At times, these two attitudes seem incongruous. Shouldn't the fact that one's time is so severely limited produce even greater anxiety? Wouldn't the fear of death become nearly overpowering when one realizes that at any time they may be wiped from this Earth, perhaps without having sampled as wide a range of experience as they had hoped? I feel as though such a reaction is missing the point. The point is not to pack one's life with a variety of experiences until it is bloated and exhaustive (or exhausting), but to find ways to appreciate those experiences we are privy to, and to always try to understand how the things that have happened to us shape who we are and how we will approach the things that have yet to happen. In many ways, this applies even to one's attitude about their impending death.

If the reasoning seems a little circular, it's because it probably is. Maybe that's why so many people struggle with death and the ways it seems intent on spoiling their plans. How do you break into that circle, the one that allows you to feel comfortable with your impermanence, and thus allows you to appreciate every day on which you wake again, to find good reason why its events serve as evidence that your impermanent state is precisely what makes your time alive so very meaningful and special?

Immortality is something men have yearned for since the beginning of their existence. Yet, how utterly meaningless would an infinite life be? How could you ever be satisfied (or disappointed or anything) with how you've spent your time when you essentially remove time from the equation? Even beyond this worldly existence, what good is sticking around for eternity? I've always been a little confounded with such religious approaches. What sort of exhausting, haunting reward is endless existence? People toss their whole lives away on want of some promised eternity. It is this that makes me anxious. The thought of never being proud of an accomplishment, of never being molded by an experience, of never sharing a limited, sacred bit of your own time with someone you care about. With an infinite amount of time, no accomplishment is noteworthy, no experience is limited and unique, and your time becomes the most meaningless of gifts.

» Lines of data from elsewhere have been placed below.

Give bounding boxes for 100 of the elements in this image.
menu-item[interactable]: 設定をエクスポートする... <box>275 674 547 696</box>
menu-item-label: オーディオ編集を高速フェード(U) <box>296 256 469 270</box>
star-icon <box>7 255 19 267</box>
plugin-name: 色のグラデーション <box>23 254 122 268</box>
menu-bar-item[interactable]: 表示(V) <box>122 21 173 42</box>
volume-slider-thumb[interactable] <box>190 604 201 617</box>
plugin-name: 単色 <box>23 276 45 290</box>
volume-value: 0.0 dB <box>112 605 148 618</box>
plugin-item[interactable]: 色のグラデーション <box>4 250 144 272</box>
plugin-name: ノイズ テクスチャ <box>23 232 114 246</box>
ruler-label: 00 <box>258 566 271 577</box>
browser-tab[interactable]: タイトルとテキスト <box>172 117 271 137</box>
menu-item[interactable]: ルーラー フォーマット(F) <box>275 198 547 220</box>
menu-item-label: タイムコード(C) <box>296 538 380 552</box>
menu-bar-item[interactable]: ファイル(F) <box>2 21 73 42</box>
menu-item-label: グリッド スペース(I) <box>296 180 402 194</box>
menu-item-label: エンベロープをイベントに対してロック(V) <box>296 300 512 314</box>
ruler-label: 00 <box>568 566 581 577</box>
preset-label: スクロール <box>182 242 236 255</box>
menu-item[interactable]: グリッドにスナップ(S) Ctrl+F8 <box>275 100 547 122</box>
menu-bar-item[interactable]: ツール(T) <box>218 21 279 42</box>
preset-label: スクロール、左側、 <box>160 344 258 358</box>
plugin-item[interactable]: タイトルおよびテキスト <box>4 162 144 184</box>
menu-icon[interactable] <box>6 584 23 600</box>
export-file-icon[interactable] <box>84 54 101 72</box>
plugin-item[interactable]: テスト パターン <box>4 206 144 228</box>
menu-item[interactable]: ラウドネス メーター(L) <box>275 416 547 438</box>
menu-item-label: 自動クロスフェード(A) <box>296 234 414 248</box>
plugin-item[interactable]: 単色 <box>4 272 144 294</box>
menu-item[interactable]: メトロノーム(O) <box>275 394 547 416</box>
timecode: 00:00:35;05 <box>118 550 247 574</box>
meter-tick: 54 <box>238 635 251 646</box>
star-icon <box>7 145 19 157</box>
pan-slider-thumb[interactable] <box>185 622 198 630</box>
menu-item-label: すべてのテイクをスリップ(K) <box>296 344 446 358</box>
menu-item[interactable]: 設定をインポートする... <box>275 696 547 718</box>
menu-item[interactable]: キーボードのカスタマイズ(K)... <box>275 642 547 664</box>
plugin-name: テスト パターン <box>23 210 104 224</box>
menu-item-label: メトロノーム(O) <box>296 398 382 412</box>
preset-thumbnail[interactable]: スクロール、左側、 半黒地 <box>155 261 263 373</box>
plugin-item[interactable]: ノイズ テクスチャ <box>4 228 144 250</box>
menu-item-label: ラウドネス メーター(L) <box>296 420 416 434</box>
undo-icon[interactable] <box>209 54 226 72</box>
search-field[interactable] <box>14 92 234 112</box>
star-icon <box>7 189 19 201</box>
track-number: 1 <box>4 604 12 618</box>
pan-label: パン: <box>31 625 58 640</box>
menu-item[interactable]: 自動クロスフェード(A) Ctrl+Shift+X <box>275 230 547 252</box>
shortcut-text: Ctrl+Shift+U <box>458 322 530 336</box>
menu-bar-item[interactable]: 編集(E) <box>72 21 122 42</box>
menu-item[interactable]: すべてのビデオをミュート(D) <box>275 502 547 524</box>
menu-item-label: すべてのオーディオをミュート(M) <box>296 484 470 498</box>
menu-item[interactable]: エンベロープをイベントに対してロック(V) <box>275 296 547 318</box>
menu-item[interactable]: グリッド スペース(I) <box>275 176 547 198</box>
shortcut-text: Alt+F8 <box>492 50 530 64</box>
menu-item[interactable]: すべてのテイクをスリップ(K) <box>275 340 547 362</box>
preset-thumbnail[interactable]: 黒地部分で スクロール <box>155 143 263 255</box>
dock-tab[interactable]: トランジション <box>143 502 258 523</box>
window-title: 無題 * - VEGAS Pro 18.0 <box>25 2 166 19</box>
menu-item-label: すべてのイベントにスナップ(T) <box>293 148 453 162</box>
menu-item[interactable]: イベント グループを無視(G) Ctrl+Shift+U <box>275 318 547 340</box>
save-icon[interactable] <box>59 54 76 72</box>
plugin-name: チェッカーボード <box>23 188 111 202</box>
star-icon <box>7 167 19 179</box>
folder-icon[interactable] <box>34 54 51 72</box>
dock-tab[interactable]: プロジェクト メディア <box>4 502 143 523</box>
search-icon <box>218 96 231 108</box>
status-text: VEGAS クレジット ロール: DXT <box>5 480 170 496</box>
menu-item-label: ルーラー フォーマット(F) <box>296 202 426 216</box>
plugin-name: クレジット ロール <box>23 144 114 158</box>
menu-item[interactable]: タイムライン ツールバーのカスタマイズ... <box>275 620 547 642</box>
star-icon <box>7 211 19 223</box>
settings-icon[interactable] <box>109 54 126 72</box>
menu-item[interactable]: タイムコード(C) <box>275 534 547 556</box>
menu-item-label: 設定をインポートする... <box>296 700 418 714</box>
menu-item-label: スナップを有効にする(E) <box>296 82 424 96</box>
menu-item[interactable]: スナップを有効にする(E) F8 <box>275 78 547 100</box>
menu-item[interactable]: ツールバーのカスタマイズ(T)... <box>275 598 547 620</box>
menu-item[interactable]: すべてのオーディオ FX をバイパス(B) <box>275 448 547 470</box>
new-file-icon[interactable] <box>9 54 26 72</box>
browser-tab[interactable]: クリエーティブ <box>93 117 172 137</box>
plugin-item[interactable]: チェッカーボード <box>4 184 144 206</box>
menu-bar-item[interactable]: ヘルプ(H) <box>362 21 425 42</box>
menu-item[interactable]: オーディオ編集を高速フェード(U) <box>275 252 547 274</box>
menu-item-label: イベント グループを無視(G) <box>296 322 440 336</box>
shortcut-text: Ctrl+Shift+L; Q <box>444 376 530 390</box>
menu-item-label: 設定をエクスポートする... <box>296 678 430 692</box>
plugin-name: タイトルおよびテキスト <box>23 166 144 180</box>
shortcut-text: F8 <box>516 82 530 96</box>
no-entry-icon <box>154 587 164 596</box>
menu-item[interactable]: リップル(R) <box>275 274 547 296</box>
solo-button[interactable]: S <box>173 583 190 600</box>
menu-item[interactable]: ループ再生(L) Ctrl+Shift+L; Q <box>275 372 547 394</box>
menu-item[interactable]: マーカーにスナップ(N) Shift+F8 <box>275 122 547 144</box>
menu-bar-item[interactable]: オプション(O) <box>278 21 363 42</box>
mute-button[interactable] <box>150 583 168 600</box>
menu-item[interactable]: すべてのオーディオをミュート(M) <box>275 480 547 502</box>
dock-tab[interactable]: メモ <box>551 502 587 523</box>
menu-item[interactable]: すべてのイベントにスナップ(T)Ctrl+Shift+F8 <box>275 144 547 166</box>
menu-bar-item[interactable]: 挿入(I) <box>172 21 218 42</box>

Would I mind if I died tomorrow? Being alive, now, I would say "Yes." But tomorrow, should I die, I won't have any idea that it has happened, and cannot be upset by it. Would I be happy with the sum of my life at this point should it be suddenly cut short? Most certainly. Every day I find it a little bit easier to adhere to the principle of amor fati, though fate (and Nietzsche) really has little to do with it. But how do I begin to explain? I hope to live a long, storied and profound life. As I see it, worrying about just how long will only get in the way.